Berdasarkan pendapat di atas, dapat diketahui bahwa masalah keteraksesan informasi ini sangat berperan penting bagi pencapaian kinerja seorang pegawai. Keteraksesan informasi sendiri bentuknya berupa ketersediaan informasi, kemudahan mendapatkan informasi, dan sejauhmana pemimpin dapat menjelaskan informasi yang ada itu kepada bawahannya. Sedangkan kinerja sendiri merupakan aspek yang dipengaruhi oleh minat kerja. Artinya semakin berminat seseorang untuk mengerjakan sesuatu, maka akan semakin tinggi pula potensi kinerja orang tersebut. Dalam konteks pekerjaan, hal ini sesuai dengan pendapat Skinner (1968) yang dapat digeneralisasikan bahwa minat terhadap pekerjaan akan dapat mempengaruhi hasil kerja seseorang. Apabila seseorang tidak berminat melakukan suatu pekerjaan, maka bekerjanyapun tidak akan sepenuhnya, dan akibatnya prestasi kerjanyapun akan cenderung rendah.

D. Hipotesis

Berdasarkan uraian dalam tinjauan pustaka dan landasan teori, maka dapat dirumuskan hipotesis penelitian sebagai berikut:

1. Hipotesis mayor:

Terdapat hubungan antara efektivitas peran pemimpin tingkat IV dan keteraksesan informasi kelembagaan dengan minat kerja pegawai negeri sipil di LPMP Sumatera Selatan. Semakin efektif peran pemimpin tingkat IV dan semakin tinggi tingkat keteraksesan informasi kelembagaan, maka akan semakin tinggi pula minat kerja pegawai negeri di LPMP Sumatera Selatan.

2. Hipotesis minor:

a. Terdapat hubungan positif antara efektivitas peran pemimpin tingkat IV dengan minat kerja pegawai negeri sipil di LPMP Sumatera Selatan. Artinya, semakin efektif peran pemimpin tingkat IV maka akan semakin tinggi pula minat kerja pegawai negeri sipil di LPMP Sumatera Selatan. Sebaliknya, semakin tidak efektif peran pemimpin tingkat IV maka akan semakin rendah pula minat kerja pegawai negeri sipil di LPMP Sumatera Selatan,

b. Terdapat hubungan positif antara keteraksesan informasi kelembagaan dengan minat kerja pegawai negeri sipil di LPMP Sumatera Selatan. Artinya, semakin tinggi tingkat keteraksesan informasi kelembagaan maka akan semakin tinggi pula minat kerja pegawai negeri sipil di LPMP Sumatera Selatan. Sebaliknya, semakin rendah tingkat keteraksesan informasi kelembagaan maka akan semakin rendah pula minat kerja pegawai negeri sipil di LPMP Sumatera Selatan.

E. Metode Penelitian

1. Variabel penelitian

Variabel tergantung dalam penelitian ini adalah minat kerja pegawai negeri sipil. Sedangkan variabel bebas adalah efektivitas peran pemimpin tingkat IV dan keteraksesan informasi kelembagaan.

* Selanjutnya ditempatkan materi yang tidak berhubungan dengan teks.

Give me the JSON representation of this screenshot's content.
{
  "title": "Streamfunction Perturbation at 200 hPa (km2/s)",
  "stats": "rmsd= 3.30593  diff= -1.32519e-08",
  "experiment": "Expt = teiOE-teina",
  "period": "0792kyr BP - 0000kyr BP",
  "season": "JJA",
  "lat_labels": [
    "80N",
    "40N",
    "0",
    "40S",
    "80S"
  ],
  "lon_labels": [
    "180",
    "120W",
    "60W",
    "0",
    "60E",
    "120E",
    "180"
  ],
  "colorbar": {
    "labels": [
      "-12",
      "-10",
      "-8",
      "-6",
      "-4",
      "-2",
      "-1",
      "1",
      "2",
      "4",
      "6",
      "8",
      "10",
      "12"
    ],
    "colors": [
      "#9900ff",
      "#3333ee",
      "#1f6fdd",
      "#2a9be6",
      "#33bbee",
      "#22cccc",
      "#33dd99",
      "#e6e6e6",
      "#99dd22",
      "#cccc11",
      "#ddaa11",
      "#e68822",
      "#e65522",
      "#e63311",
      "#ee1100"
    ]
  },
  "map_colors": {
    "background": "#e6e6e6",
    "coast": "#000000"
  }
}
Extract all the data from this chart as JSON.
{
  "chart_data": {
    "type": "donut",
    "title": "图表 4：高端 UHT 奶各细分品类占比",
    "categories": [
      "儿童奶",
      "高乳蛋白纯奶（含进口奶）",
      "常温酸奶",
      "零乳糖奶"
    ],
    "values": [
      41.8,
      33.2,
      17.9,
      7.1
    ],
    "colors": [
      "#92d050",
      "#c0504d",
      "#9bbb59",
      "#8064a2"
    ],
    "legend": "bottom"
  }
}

2. Populasi dan sampel penelitian

Populasi dalam penelitian ini adalah semua pegawai negeri sipil Lembaga Penjamin Mutu Pendidikan (LPMP) Sumatera Selatan. Sedangkan sampel penelitiannya adalah para pegawai yang diambil melalui teknik proporsional random sampling dengan kriteria sampel: 1) berstatus sebagai pegawai negeri sipil, 2) memiliki masa kerja sekurang-kurangnya satu tahun, dan 3) bekerja sebagai staf atau pelaksana yang dibawahi secara langsung oleh seorang pemimpin tingkat IV.

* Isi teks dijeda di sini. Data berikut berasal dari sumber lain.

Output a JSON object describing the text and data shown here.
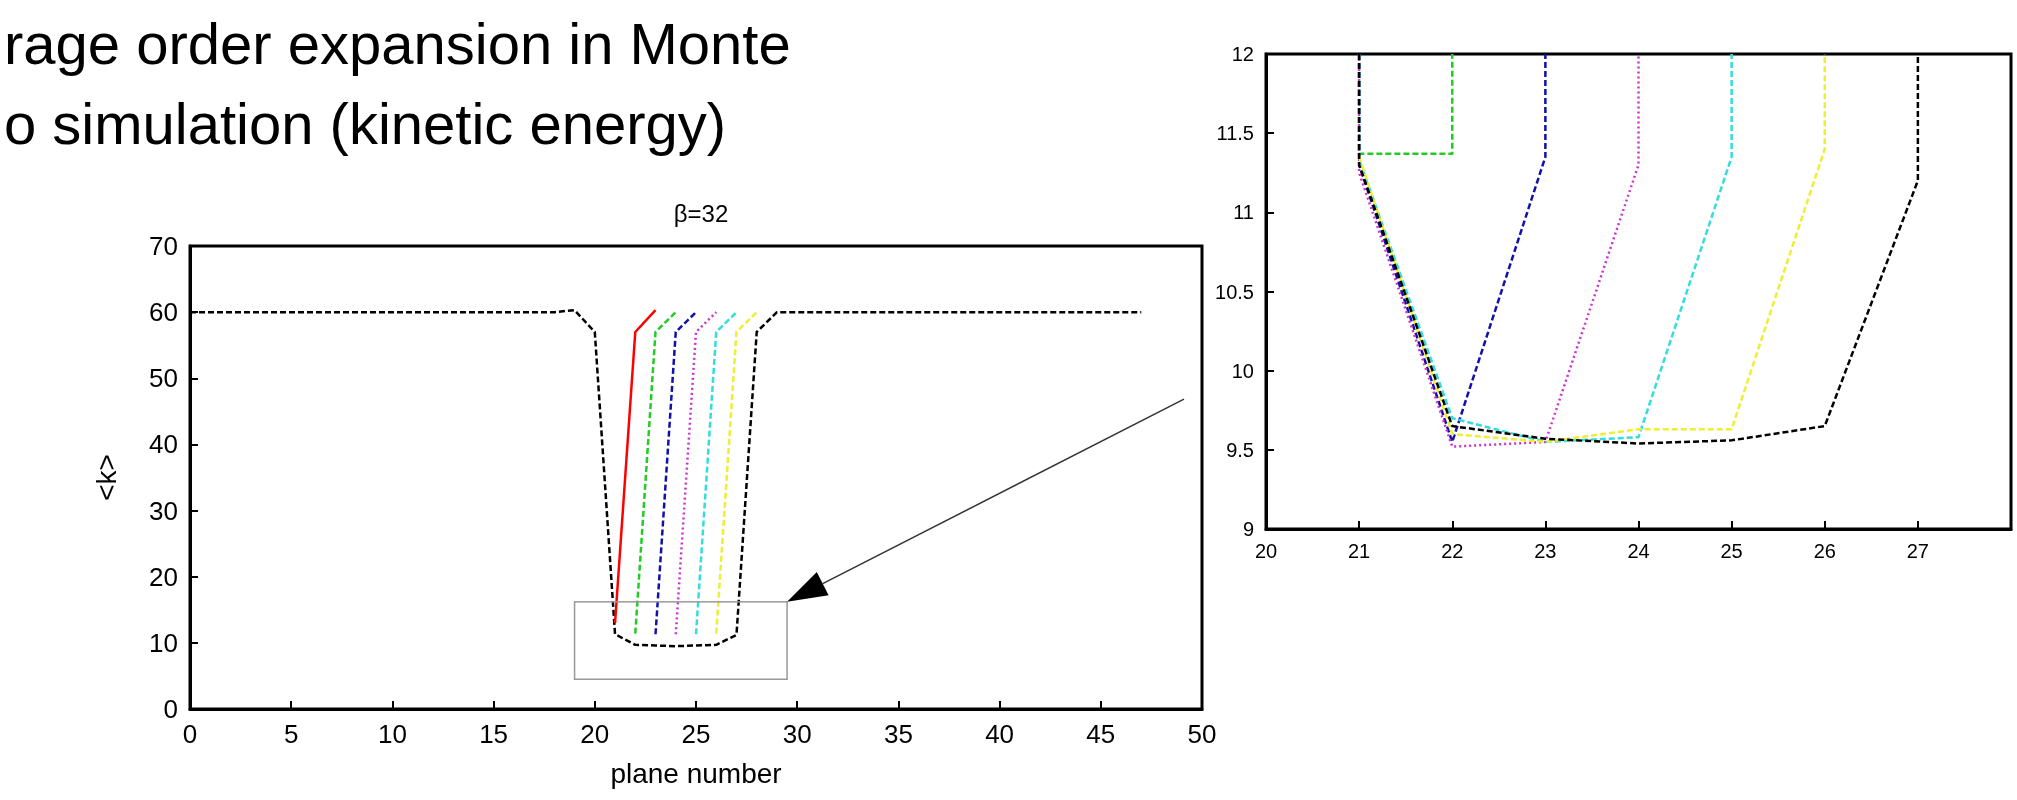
{
  "chart_data": [
    {
      "type": "line",
      "title": "β=32",
      "xlabel": "plane number",
      "ylabel": "<k>",
      "annotations": [
        "rage order expansion in Monte",
        "o simulation (kinetic energy)"
      ],
      "xlim": [
        0,
        50
      ],
      "ylim": [
        0,
        70
      ],
      "xticks": [
        0,
        5,
        10,
        15,
        20,
        25,
        30,
        35,
        40,
        45,
        50
      ],
      "yticks": [
        0,
        10,
        20,
        30,
        40,
        50,
        60,
        70
      ],
      "grid": false,
      "marker": "none",
      "series": [
        {
          "color": "#22cc22",
          "line_style": "dashed",
          "x": [
            22,
            23,
            24
          ],
          "values": [
            11.4,
            57,
            60
          ]
        },
        {
          "color": "#1111aa",
          "line_style": "dashed",
          "x": [
            23,
            24,
            25
          ],
          "values": [
            11.3,
            57,
            60
          ]
        },
        {
          "color": "#cc33cc",
          "line_style": "dotted",
          "x": [
            24,
            25,
            26
          ],
          "values": [
            11.3,
            57,
            60
          ]
        },
        {
          "color": "#33dddd",
          "line_style": "dashed",
          "x": [
            25,
            26,
            27
          ],
          "values": [
            11.3,
            57,
            60
          ]
        },
        {
          "color": "#eeee33",
          "line_style": "dashed",
          "x": [
            26,
            27,
            28
          ],
          "values": [
            11.4,
            57,
            60
          ]
        },
        {
          "color": "#000000",
          "line_style": "dashed",
          "x": [
            0,
            18,
            19,
            20,
            21,
            22,
            23,
            24,
            25,
            26,
            27,
            28,
            29,
            47
          ],
          "values": [
            60,
            60,
            60.3,
            57,
            11.3,
            9.7,
            9.6,
            9.5,
            9.6,
            9.7,
            11.2,
            57,
            60,
            60
          ]
        },
        {
          "color": "#ff0000",
          "line_style": "solid",
          "x": [
            21,
            22,
            23
          ],
          "values": [
            13,
            57,
            60.3
          ]
        }
      ]
    },
    {
      "type": "line",
      "xlim": [
        20,
        28
      ],
      "ylim": [
        9,
        12
      ],
      "xticks": [
        20,
        21,
        22,
        23,
        24,
        25,
        26,
        27
      ],
      "yticks": [
        9,
        9.5,
        10,
        10.5,
        11,
        11.5,
        12
      ],
      "grid": false,
      "marker": "none",
      "series": [
        {
          "color": "#22cc22",
          "line_style": "dashed",
          "x": [
            21,
            21,
            22,
            22
          ],
          "values": [
            12,
            11.37,
            11.37,
            12
          ]
        },
        {
          "color": "#1111aa",
          "line_style": "dashed",
          "x": [
            21,
            21,
            22,
            23,
            23
          ],
          "values": [
            12,
            11.3,
            9.55,
            11.35,
            12
          ]
        },
        {
          "color": "#cc33cc",
          "line_style": "dotted",
          "x": [
            21,
            21,
            22,
            23,
            24,
            24
          ],
          "values": [
            12,
            11.25,
            9.52,
            9.55,
            11.3,
            12
          ]
        },
        {
          "color": "#33dddd",
          "line_style": "dashed",
          "x": [
            21,
            21,
            22,
            23,
            24,
            25,
            25
          ],
          "values": [
            12,
            11.33,
            9.7,
            9.55,
            9.58,
            11.35,
            12
          ]
        },
        {
          "color": "#eeee33",
          "line_style": "dashed",
          "x": [
            21,
            22,
            23,
            24,
            25,
            26,
            26
          ],
          "values": [
            11.35,
            9.6,
            9.55,
            9.63,
            9.63,
            11.4,
            12
          ]
        },
        {
          "color": "#000000",
          "line_style": "dashed",
          "x": [
            21,
            21,
            22,
            23,
            24,
            25,
            26,
            27,
            27
          ],
          "values": [
            12,
            11.3,
            9.65,
            9.57,
            9.54,
            9.56,
            9.65,
            11.2,
            12
          ]
        }
      ]
    }
  ]
}
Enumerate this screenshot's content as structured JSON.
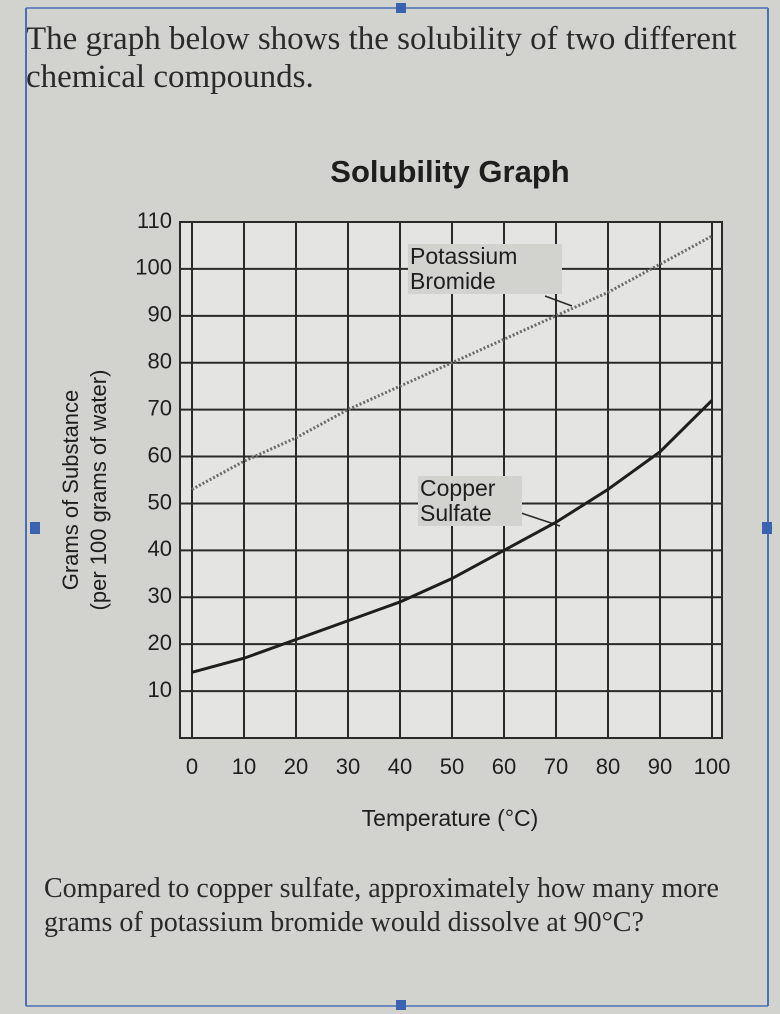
{
  "intro": "The graph below shows the solubility of two different chemical compounds.",
  "question": "Compared to copper sulfate, approximately how many more grams of potassium bromide would dissolve at 90°C?",
  "chart_data": {
    "type": "line",
    "title": "Solubility Graph",
    "xlabel": "Temperature (°C)",
    "ylabel": [
      "Grams of Substance",
      "(per 100 grams of water)"
    ],
    "x": [
      0,
      10,
      20,
      30,
      40,
      50,
      60,
      70,
      80,
      90,
      100
    ],
    "xlim": [
      0,
      100
    ],
    "xticks": [
      0,
      10,
      20,
      30,
      40,
      50,
      60,
      70,
      80,
      90,
      100
    ],
    "ylim": [
      0,
      110
    ],
    "yticks": [
      10,
      20,
      30,
      40,
      50,
      60,
      70,
      80,
      90,
      100,
      110
    ],
    "grid": true,
    "series": [
      {
        "name": "Potassium Bromide",
        "color": "#6a6a6a",
        "style": "dotted",
        "values": [
          53,
          59,
          64,
          70,
          75,
          80,
          85,
          90,
          95,
          101,
          107
        ]
      },
      {
        "name": "Copper Sulfate",
        "color": "#1e1e1e",
        "style": "solid",
        "values": [
          14,
          17,
          21,
          25,
          29,
          34,
          40,
          46,
          53,
          61,
          72
        ]
      }
    ]
  }
}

3. Metode pengumpulan data

Data dikumpulkan melalui angket dengan menggunakan teknik skala Thurstone. Skala yang akan digunakan dalam penelitian ini disusun sendiri oleh penulis, yang terdiri atas tiga macam skala, yaitu: skala minat kerja pegawai negeri sipil, skala efektivitas peran pemimpin tingkat IV, dan skala keteraksesan informasi kelembagaan. Sebelum digunakan sebagai alat untuk mengumpulkan data, skala-skala tersebut akan diuji coba terlebih dahulu guna mendapatkan aitem-aitem yang valid dan dan reliable.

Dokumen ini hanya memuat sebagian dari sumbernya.